だというのに、ミストにはかつて再生した時と比べても――明らかに冷たく不自然に感じられた。
(これは……駄目、無理に再生は出来ない)
ミストはミランダの魂を再生しようと試みた時のことを思い出す。
自分の魔法では、死者の魂を呼び戻す程の再生は不可能。
それはつまり、それだけ魂とでも言うべきものが繊細な存在であるということでもある。
シクロ自身が自ら元に戻ろうとしてくれているならまだしも――冷たく固まってしまった魂を無理やり『元に戻した』時、どのような問題が発生するかも分からない。
最悪の場合――無理をした結果、魂が砕けて壊れてしまってもおかしくない、とミストは感じていた。
(ご主人さま――どうか、どうか反応をして下さい……ッ!)
強く祈りながら――ミストは再生の魔力でシクロの魂を包み込む。
そして――ここで偶然が起こる。
まず、ミストはこれまでシクロの心と魔力を通じて触れ合ってきた経験があった為、相性が良く、互いに馴染んでいた。

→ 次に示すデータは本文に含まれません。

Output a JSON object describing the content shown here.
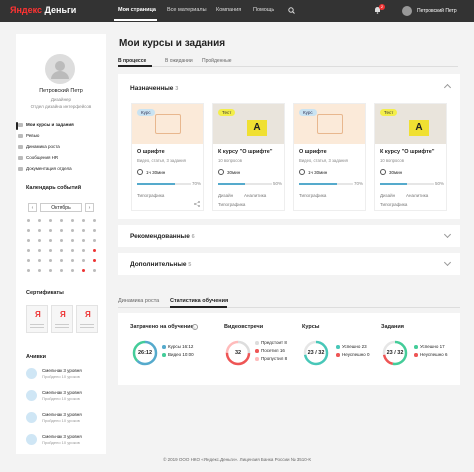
{
  "header": {
    "logo_ya": "Яндекс",
    "logo_rest": "Деньги",
    "nav": [
      "Моя страница",
      "Все материалы",
      "Компания",
      "Помощь"
    ],
    "notifications": "2",
    "user": "Петровский Петр"
  },
  "sidebar": {
    "name": "Петровский Петр",
    "role": "Дизайнер",
    "department": "Отдел дизайна интерфейсов",
    "menu": [
      "Мои курсы и задания",
      "Ревью",
      "Динамика роста",
      "Сообщения HR",
      "Документация отдела"
    ],
    "calendar_title": "Календарь событий",
    "calendar_prev": "‹",
    "calendar_next": "›",
    "calendar_month": "Октябрь",
    "certificates_title": "Сертификаты",
    "achievements_title": "Ачивки",
    "achievements": [
      {
        "title": "Смельчак 3 уровня",
        "sub": "Пройдено 10 уроков"
      },
      {
        "title": "Смельчак 3 уровня",
        "sub": "Пройдено 10 уроков"
      },
      {
        "title": "Смельчак 3 уровня",
        "sub": "Пройдено 10 уроков"
      },
      {
        "title": "Смельчак 3 уровня",
        "sub": "Пройдено 10 уроков"
      }
    ]
  },
  "main": {
    "title": "Мои курсы и задания",
    "tabs": [
      "В процессе",
      "В ожидании",
      "Пройденные"
    ],
    "assigned": {
      "title": "Назначенные",
      "count": "3"
    },
    "cards": [
      {
        "tag": "Курс",
        "title": "О шрифте",
        "meta": "Видео, статья, 3 задания",
        "time": "1ч 30мин",
        "progress": 70,
        "pct": "70%",
        "tags": [
          "Типографика"
        ]
      },
      {
        "tag": "Тест",
        "title": "К курсу \"О шрифте\"",
        "meta": "10 вопросов",
        "time": "30мин",
        "progress": 50,
        "pct": "50%",
        "tags": [
          "Дизайн",
          "Аналитика",
          "Типографика"
        ]
      },
      {
        "tag": "Курс",
        "title": "О шрифте",
        "meta": "Видео, статья, 3 задания",
        "time": "1ч 30мин",
        "progress": 70,
        "pct": "70%",
        "tags": [
          "Типографика"
        ]
      },
      {
        "tag": "Тест",
        "title": "К курсу \"О шрифте\"",
        "meta": "10 вопросов",
        "time": "30мин",
        "progress": 50,
        "pct": "50%",
        "tags": [
          "Дизайн",
          "Аналитика",
          "Типографика"
        ]
      }
    ],
    "recommended": {
      "title": "Рекомендованные",
      "count": "6"
    },
    "additional": {
      "title": "Дополнительные",
      "count": "5"
    },
    "stats_tabs": [
      "Динамика роста",
      "Статистика обучения"
    ],
    "stats": {
      "spent": {
        "title": "Затрачено на обучение",
        "info": "i",
        "value": "26:12",
        "legend": [
          {
            "label": "Курсы",
            "value": "16:12"
          },
          {
            "label": "Видео",
            "value": "10:00"
          }
        ]
      },
      "videos": {
        "title": "Видеовстречи",
        "value": "32",
        "legend": [
          {
            "label": "Предстоит",
            "value": "8"
          },
          {
            "label": "Посетил",
            "value": "16"
          },
          {
            "label": "Пропустил",
            "value": "8"
          }
        ]
      },
      "courses": {
        "title": "Курсы",
        "value": "23 / 32",
        "legend": [
          {
            "label": "Успешно",
            "value": "23"
          },
          {
            "label": "Неуспешно",
            "value": "0"
          }
        ]
      },
      "tasks": {
        "title": "Задания",
        "value": "23 / 32",
        "legend": [
          {
            "label": "Успешно",
            "value": "17"
          },
          {
            "label": "Неуспешно",
            "value": "6"
          }
        ]
      }
    }
  },
  "footer": "© 2019 ООО НКО «Яндекс.Деньги». Лицензия Банка России № 3510-К",
  "colors": {
    "accent": "#e33",
    "blue": "#5ac",
    "green": "#4c9",
    "red": "#e55",
    "teal": "#48c7b8"
  }
}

また、シクロが異空間や異世界ではなく、心そのものを閉じ込める精神世界のような場所に居たこと。
さらには――ミストの魔力が包み込む形で、シクロの心を攻撃していた断罪神の魔法も同時に取り込むような形になったこと。
これらの偶然が重なり――ミストの心もまた、シクロが閉じ込められた世界へと入り込むことに成功した。
目を閉じて祈りを捧げていたミストは、不意に周囲の気配が変わったことに気付き、目を見開く。
「……ここ、は……?」
ミストは辺りを見渡す。
そこは廃墟のような風景であり――また、足元を血のような液体が満たし、足首までが浸かるほどの深さになっていた。
明らかに先程までとは異なる場所に居るとわかり、ミストはここにシクロが居るに違いない、と直感した。
「……ご主人さまっ!」
こうして――ミストはシクロを探し、血色の液体に沈む廃墟の中を駆け出した。